Football analyst Chris Brown published an article on smartfootball.com last Tuesday about Alabama head coach Nick Saban and his defensive backs – specifically, that they aren’t taught to backpedal.
“I never backpedaled at Alabama,” former Alabama cornerback Dre Kirkpatrick told NFL.com this summer.
Brown, who wrote “The Essential Smart Football” and contributes football analytics pieces to websites like ESPN.com’s Grantland, was intrigued by Kirkpatrick’s quote and decided to examine his claims further.
“Some fairly questioned whether this was hyperbole – How do you not teach defensive backs to backpedal?” Brown wrote. “But this is something Saban very specifically has chosen not to do.”
Brown told an anecdote from Saban’s coaching time with the NFL’s Cleveland Browns and talks about how Saban adapted to fit the skill set of a slower cornerback he coached, Everson Walls. To counter his lack of speed, Saban developed a new strategy.
“Saban began teaching his now-famous ‘shuffle’ technique, rather than the traditional backpedal,” Brown wrote. “Essentially, it is a three-step shuffle technique, at which point the defensive back may break on a short route or can turn and run and play the receiver down the field.”
Alabama’s defensive backs are often in press coverage and play closer to the line, a strategy more adept to the quick shuffle rather than a backpedal.
But does Saban still use that technique today? He was asked about this during Monday’s news conference.
“They’re taught to backpedal. They all can backpedal,” he said. “You come to practice every day, they backpedal in individual, they backpedal sometimes on their plan. We play our corners up on people a lot, so sometimes they bail-off; sometimes they play bump-and-run. Sometimes they get off and backpedal.

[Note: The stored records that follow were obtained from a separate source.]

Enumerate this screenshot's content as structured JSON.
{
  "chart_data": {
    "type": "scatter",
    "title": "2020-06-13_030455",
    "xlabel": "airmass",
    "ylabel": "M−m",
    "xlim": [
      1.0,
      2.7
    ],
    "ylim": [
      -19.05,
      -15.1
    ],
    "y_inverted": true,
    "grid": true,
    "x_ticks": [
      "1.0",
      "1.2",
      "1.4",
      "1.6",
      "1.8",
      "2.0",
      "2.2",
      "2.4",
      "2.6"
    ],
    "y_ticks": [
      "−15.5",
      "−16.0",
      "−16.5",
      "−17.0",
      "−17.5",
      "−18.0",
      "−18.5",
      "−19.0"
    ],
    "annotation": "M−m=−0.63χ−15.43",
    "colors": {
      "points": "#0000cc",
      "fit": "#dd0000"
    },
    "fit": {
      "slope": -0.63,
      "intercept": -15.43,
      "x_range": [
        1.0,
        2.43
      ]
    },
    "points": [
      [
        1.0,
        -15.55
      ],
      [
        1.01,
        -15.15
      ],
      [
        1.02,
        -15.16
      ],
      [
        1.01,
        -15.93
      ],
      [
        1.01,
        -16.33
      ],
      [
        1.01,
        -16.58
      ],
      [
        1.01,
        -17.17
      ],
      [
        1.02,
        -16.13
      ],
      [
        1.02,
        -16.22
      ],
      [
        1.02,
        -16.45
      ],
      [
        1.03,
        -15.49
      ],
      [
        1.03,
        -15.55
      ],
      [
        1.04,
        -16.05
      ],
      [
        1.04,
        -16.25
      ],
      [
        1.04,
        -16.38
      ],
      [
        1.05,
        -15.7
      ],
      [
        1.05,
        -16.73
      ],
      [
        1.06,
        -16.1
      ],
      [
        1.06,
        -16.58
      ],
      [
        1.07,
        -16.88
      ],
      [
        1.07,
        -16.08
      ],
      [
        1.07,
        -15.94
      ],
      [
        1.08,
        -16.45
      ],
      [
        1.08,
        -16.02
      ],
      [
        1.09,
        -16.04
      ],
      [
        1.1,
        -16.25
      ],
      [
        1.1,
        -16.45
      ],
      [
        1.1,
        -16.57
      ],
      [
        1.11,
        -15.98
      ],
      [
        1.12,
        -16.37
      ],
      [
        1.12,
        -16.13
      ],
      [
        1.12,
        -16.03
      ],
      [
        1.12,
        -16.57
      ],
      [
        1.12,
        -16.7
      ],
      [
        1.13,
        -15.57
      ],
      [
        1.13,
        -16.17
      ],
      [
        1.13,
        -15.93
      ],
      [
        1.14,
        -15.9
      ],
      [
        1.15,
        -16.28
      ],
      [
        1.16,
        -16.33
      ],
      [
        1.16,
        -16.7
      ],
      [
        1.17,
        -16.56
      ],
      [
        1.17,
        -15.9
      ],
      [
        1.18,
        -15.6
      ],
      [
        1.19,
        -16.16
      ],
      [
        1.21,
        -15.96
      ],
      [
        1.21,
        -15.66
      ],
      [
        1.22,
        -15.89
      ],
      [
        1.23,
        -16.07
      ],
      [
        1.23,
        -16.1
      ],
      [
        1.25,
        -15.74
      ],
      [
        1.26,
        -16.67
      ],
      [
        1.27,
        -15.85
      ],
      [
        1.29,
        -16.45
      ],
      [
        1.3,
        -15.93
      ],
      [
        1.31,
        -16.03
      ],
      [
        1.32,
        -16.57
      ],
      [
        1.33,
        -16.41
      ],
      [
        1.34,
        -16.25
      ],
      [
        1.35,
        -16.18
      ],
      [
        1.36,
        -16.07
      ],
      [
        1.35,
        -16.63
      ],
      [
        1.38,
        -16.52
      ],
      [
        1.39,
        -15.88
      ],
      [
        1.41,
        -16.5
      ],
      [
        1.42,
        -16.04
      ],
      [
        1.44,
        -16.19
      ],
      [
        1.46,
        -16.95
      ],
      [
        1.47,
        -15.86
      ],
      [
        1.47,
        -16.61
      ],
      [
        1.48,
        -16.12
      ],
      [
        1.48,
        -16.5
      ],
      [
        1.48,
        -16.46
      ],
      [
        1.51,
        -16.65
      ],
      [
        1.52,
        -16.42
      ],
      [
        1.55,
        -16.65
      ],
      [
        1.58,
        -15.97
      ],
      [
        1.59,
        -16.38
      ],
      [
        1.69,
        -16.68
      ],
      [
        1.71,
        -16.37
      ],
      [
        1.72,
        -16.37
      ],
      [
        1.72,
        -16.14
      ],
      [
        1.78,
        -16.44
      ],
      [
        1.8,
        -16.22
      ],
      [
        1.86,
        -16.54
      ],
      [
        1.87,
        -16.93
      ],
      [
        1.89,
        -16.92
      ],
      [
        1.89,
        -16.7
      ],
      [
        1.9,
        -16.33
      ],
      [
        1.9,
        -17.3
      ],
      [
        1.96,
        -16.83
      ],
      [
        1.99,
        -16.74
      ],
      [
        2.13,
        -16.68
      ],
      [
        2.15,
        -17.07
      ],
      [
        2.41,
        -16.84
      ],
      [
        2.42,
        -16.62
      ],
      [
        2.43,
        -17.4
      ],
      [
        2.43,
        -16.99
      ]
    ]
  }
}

“I just think that we’re just not philosophically in to playing a lot of soft coverage, where you line seven, eight or nine yards off a guy and give him a lot of easy throws in front; but we do teach them how to backpedal. We teach them how to plant and drive out of a backpedal. There are coverages that we have where our corners do play off, that’s just not philosophically how we play most of the time.”
Safety HaHa Clinton-Dix was asked a similar question about what Kirkpatrick said and whether he was taught to backpedal. His answer seemed to confirm what Saban said – that the defensive backs do learn to backpedal, but Saban plays his defenders closer to the line than most teams, so they don’t have as much room to do so.
“I have no take on that – what went on with Dre Kirkpatrick in Cincinnati. I really don’t know anything about that,” Clinton-Dix said. “We do backpedal in practice, so I don’t know exactly where that came from.”
As for whether Saban himself was taught to backpedal as a cornerback at Kent State?
“And I can backpedal,” he joked. “I backpedaled when I played, and I can still backpedal – and cover – somebody.”